Perhaps an error should be thrown if the string length doesn't reach a minimum number of characters, perhaps 200? Not sure if you've figured out what that magic number is.
For insight into my comment on the Wikimedia dataset, there are basically downloadable tarballs of entire dictionaries of every language, which also includes topics/people/etc.
There have been many issues about this, see my responses to most closed issues. It’s in the readme: https://github.com/wooorm/franc#whats-not-so-cool-about-franc
Perhaps an error should be thrown if the string length doesn't reach a minimum number of characters
See the example in the readme: pass minLength: 200
.
Not sure if you've figured out what that magic number is.
There is none: this is data model based, there is no perfect answer. There is just “likeliness”.
Perhaps using Wikimedia word dictionary would be a better dataset for accuracy.
There is no bigger copyright-free dataset than the universal declaration of human rights. Franc focusses on supporting many languages. Checkout CLD-based projects if you care less about many languages.

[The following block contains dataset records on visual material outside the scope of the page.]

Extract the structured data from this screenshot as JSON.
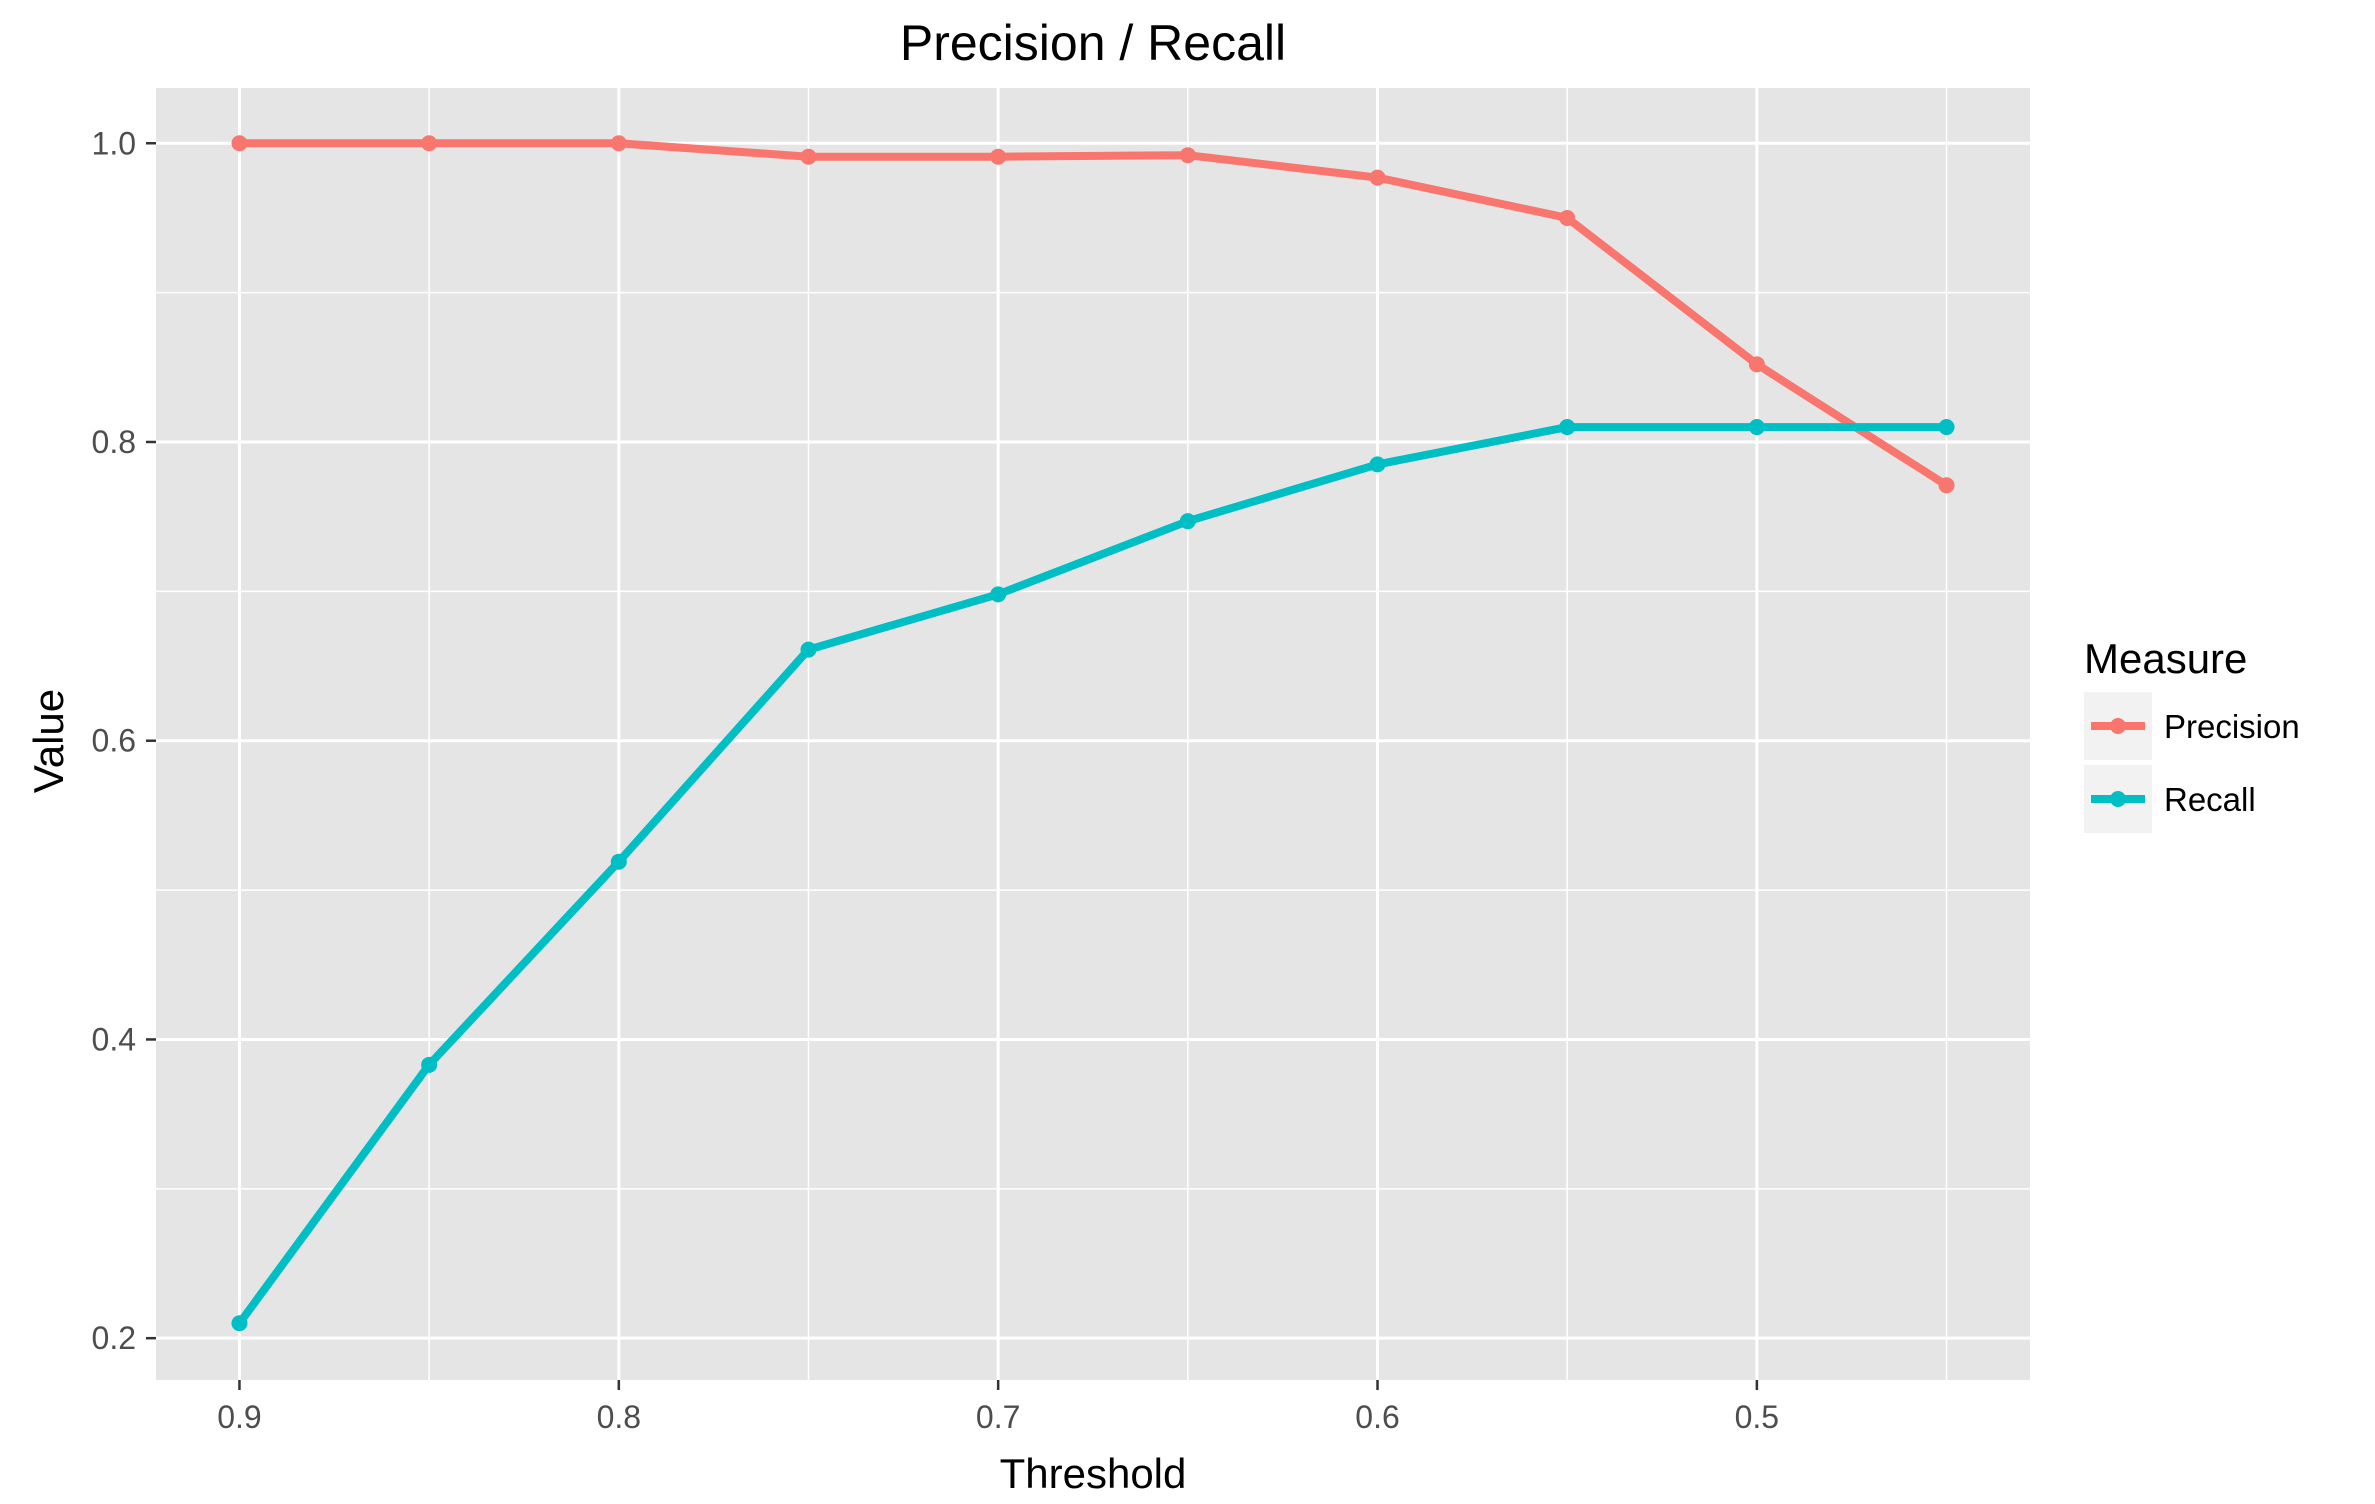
{
  "chart_data": {
    "type": "line",
    "title": "Precision / Recall",
    "xlabel": "Threshold",
    "ylabel": "Value",
    "x": [
      0.9,
      0.85,
      0.8,
      0.75,
      0.7,
      0.65,
      0.6,
      0.55,
      0.5,
      0.45
    ],
    "x_reversed": true,
    "xlim": [
      0.922,
      0.428
    ],
    "ylim": [
      0.172,
      1.037
    ],
    "xticks": [
      0.9,
      0.8,
      0.7,
      0.6,
      0.5
    ],
    "xtick_labels": [
      "0.9",
      "0.8",
      "0.7",
      "0.6",
      "0.5"
    ],
    "yticks": [
      0.2,
      0.4,
      0.6,
      0.8,
      1.0
    ],
    "ytick_labels": [
      "0.2",
      "0.4",
      "0.6",
      "0.8",
      "1.0"
    ],
    "grid": true,
    "legend_position": "right",
    "legend_title": "Measure",
    "series": [
      {
        "name": "Precision",
        "color": "#F8766D",
        "values": [
          1.0,
          1.0,
          1.0,
          0.991,
          0.991,
          0.992,
          0.977,
          0.95,
          0.852,
          0.771
        ]
      },
      {
        "name": "Recall",
        "color": "#00BFC4",
        "values": [
          0.21,
          0.383,
          0.519,
          0.661,
          0.698,
          0.747,
          0.785,
          0.81,
          0.81,
          0.81
        ]
      }
    ],
    "panel_color": "#E5E5E5",
    "grid_color": "#FFFFFF"
  }
}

Awesome, it wasn't obvious at first that "und" meant undefined/not found. Might be useful to add this to the README and make more of an example.
How about this?
var franc = require('franc')
franc('Alle menslike wesens word vry') // => 'afr'
franc('এটি একটি ভাষা একক IBM স্ক্রিপ্ট') // => 'ben'
franc('Alle menneske er fødde til fridom') // => 'nno'
-franc('') // => 'und'
-franc('the') // => 'und'
-
-/* You can change what’s too short (default: 10): */
-franc('the', {minLength: 3}) // => 'sco'
+
+// You can change what’s too short (default: 10):
+franc('the') // => 'und' (`und` is a language code which stands for undetermined)
+franc('the', {minLength: 3}) // => 'sco'
👍 👍 👍
Sweet, fixed!
These are all completely incorrect accuracies.